Brasiliens Ex-Präsident Lula soll wegen angeblicher Korruption vor Gericht

Vorwurf der Schmiergeldzahlung und Geldwäsche rund um Erdölkonzern Petrobras. Anwälte sehen politisch motivierte Kampagne

Brasília. Er sei die zentrale Figur im Korruptionsskandal um den halbstaatlichen Erdölkonzern Petrobras, heißt es in der Anklageschrift gegen Brasiliens früheren Präsidenten Luiz Inacio Lula da Silva. Die Anklage war diese Woche in der Großstadt Curitiba im Süden des Landes erhoben worden.

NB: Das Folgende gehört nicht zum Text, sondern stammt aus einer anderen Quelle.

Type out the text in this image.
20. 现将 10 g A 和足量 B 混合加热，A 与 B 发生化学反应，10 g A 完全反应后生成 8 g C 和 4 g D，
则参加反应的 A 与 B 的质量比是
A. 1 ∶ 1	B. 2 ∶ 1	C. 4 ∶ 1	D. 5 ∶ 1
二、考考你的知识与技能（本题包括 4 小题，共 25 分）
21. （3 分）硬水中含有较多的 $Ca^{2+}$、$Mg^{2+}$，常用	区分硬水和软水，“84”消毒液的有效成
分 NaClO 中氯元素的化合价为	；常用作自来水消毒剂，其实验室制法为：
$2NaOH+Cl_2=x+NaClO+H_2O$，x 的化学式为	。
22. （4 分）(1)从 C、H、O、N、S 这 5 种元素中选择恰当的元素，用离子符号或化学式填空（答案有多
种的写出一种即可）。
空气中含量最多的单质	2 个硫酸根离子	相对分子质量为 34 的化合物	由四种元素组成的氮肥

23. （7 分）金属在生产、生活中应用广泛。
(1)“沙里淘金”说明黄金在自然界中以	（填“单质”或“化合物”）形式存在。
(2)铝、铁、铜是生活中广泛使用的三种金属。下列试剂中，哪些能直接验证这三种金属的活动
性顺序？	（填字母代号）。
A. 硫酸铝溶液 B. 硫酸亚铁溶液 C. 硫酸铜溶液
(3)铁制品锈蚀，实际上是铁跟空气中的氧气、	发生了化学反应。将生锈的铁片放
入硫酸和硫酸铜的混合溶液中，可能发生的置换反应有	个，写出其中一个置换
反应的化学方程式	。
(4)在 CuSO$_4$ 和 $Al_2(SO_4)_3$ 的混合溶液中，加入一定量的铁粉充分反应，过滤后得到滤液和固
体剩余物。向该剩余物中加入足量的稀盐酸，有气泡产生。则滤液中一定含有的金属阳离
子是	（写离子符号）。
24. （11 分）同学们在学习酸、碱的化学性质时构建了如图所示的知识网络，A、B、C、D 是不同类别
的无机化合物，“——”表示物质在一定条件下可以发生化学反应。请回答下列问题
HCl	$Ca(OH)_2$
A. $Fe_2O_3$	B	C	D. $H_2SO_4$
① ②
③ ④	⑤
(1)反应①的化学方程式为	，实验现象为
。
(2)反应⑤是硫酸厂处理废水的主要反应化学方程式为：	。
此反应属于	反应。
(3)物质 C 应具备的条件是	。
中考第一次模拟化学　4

Lula habe umgerechnet über eine Million US-Dollar Schmiergeld angenommen, behauptet Sergio Moro, leitender Richter in den Ermittlungen im sogenannten „Lava Jato“-Komplex. Lulas Anwälte wittern jedoch ein Komplott gegen den Mitbegründer der linksgerichteten Arbeiterpartei (PT). Das Ziel bestehe darin, seine Kandidatur bei der Präsidentenwahl 2018 zu verhindern.

Lula da Silva
Lula da Silva – QUELLE: ALEXANDER BONILLA LIZENZ: CC BY 2.0

Nach der wegen angeblicher Bilanztricks Mitte September staatsstreichartigen Absetzung der gewählten Präsidentin Dilma Rousseff holt das konservative Establishment in Brasilien nun zum nächsten Schlag gegen die Arbeiterpartei aus. Mittel zum Zweck ist der milliardenschwere Petrobras-Skandal (Petrolão), der mehrere politische Parteien – einschließlich der Partido do Movimento Democrático Brasileiro (PMDB) von De-facto-Präsident Michel Temer – betrifft. So soll Ex-Parlamentspräsident Eduardo Cunha, ebenfalls PMDB, gut 35 Millionen Euro erschlichen und davon 4,5 Millionen in der Schweiz geparkt haben.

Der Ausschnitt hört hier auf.